In 2014, the intersection between fashion and sports is at an all-time high. Whether Victor Cruz is salsa dancing at the Met Gala or Russell Westbrook is descending unto earth in a metallic tank top from whatever fucking planet he's from, athletes are trying harder than ever to make a splash in the world of menswear. And, let's be real, they're fucking sucking at it for the most part.
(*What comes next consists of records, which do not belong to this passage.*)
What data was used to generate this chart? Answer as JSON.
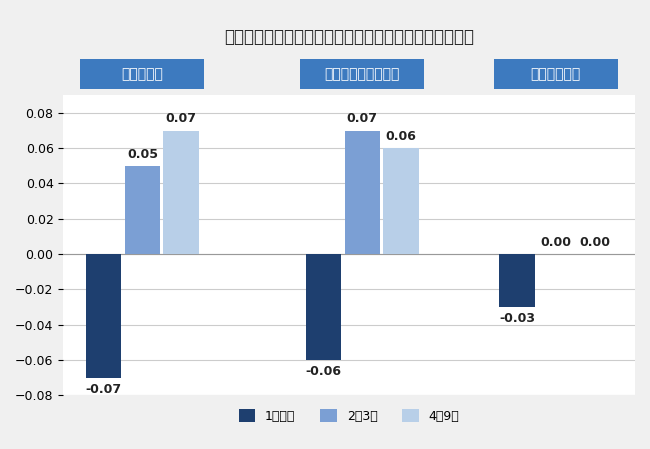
{
  "title": "最初の会社のリアリティショックと就職で調べた企業数",
  "groups": [
    "人ギャップ",
    "組織・仕事ギャップ",
    "条件ギャップ"
  ],
  "series": [
    "1社以下",
    "2〜3社",
    "4〜9社"
  ],
  "values": [
    [
      -0.07,
      0.05,
      0.07
    ],
    [
      -0.06,
      0.07,
      0.06
    ],
    [
      -0.03,
      0.0,
      0.0
    ]
  ],
  "colors": [
    "#1e3f6f",
    "#7b9fd4",
    "#b8cfe8"
  ],
  "header_color": "#3d7abf",
  "header_text_color": "#ffffff",
  "ylim": [
    -0.08,
    0.09
  ],
  "yticks": [
    -0.08,
    -0.06,
    -0.04,
    -0.02,
    0,
    0.02,
    0.04,
    0.06,
    0.08
  ],
  "background_color": "#f0f0f0",
  "plot_bg_color": "#ffffff",
  "bar_width": 0.22,
  "title_fontsize": 12,
  "label_fontsize": 9,
  "tick_fontsize": 9,
  "legend_fontsize": 9,
  "header_fontsize": 10,
  "group_centers": [
    0.5,
    1.75,
    2.85
  ],
  "xlim": [
    0.05,
    3.3
  ]
}
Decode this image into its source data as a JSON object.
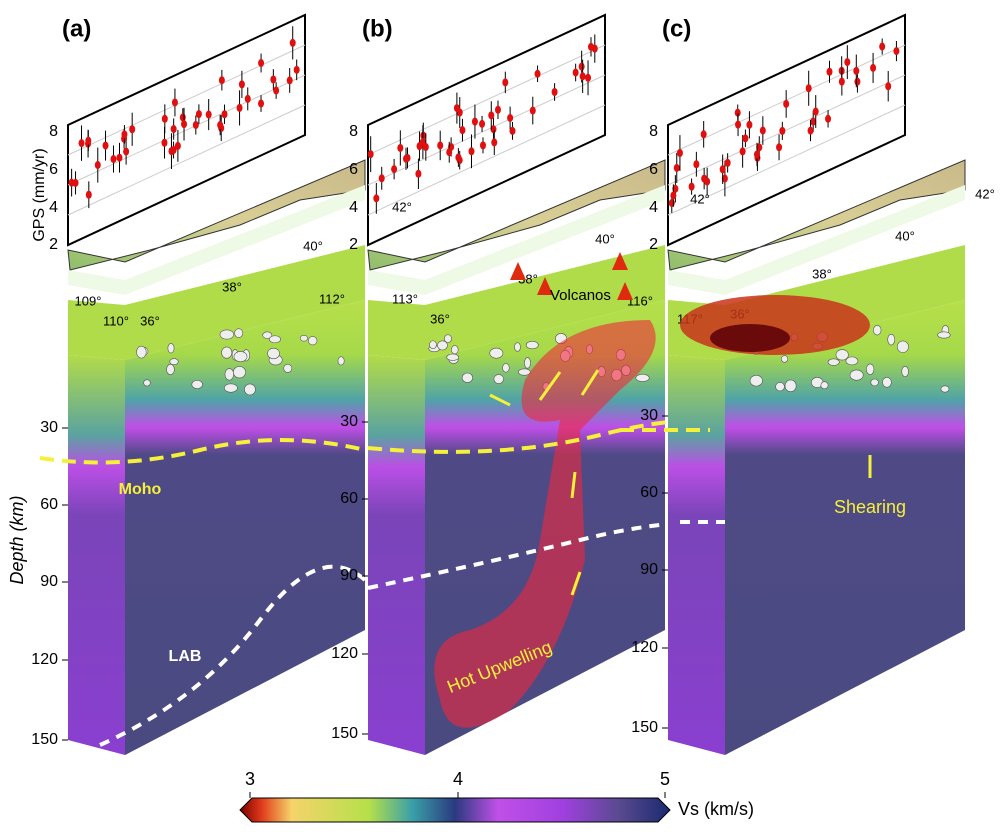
{
  "panels": [
    {
      "label": "(a)",
      "gps_ticks": [
        2,
        4,
        6,
        8
      ],
      "depth_ticks": [
        30,
        60,
        90,
        120,
        150
      ],
      "geo_labels": [
        "109°",
        "110°",
        "36°",
        "38°",
        "40°",
        "112°"
      ],
      "annotations": [
        "Moho",
        "LAB"
      ]
    },
    {
      "label": "(b)",
      "gps_ticks": [
        2,
        4,
        6,
        8
      ],
      "depth_ticks": [
        30,
        60,
        90,
        120,
        150
      ],
      "geo_labels": [
        "113°",
        "36°",
        "38°",
        "40°",
        "42°",
        "116°"
      ],
      "annotations": [
        "Volcanos",
        "Hot Upwelling"
      ]
    },
    {
      "label": "(c)",
      "gps_ticks": [
        2,
        4,
        6,
        8
      ],
      "depth_ticks": [
        30,
        60,
        90,
        120,
        150
      ],
      "geo_labels": [
        "117°",
        "36°",
        "38°",
        "40°",
        "42°",
        "42°"
      ],
      "annotations": [
        "Shearing"
      ]
    }
  ],
  "gps_axis_title": "GPS (mm/yr)",
  "depth_axis_title": "Depth (km)",
  "colorbar": {
    "ticks": [
      3,
      4,
      5
    ],
    "label": "Vs (km/s)"
  }
}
But sucking badly at something has never stopped anyone before and it's not stopping a bunch of dudes who just got paid millions of dollars to professionally attempt to murder each other, not even a little bit. Last night, a new crop of future NFL stars (okay, that's highly unlikely) turned out to Radio City Music Hall in their best alphets as they waited to hear their name called by supreme concussion overlord Roger Goodell. Across the board, it was a showcase of what not to do thanks to the worst of the worst Men's Wearhouse and Sean John fuckery.
1. NFLDRAFTLEAD
2. jadeavonnew
No. 1: Jadeveon Clowney, DE/OLB, Texans (South Carolina)
Ok, so, not a bad start for #1 overall. Peak lapels are honestly a nice touch, even if that tie looks like it was lifted straight from Esquire's "5 Best Ties To Wear If You Are The #1 Overall Pick In The 2014 NFL Draft 2014."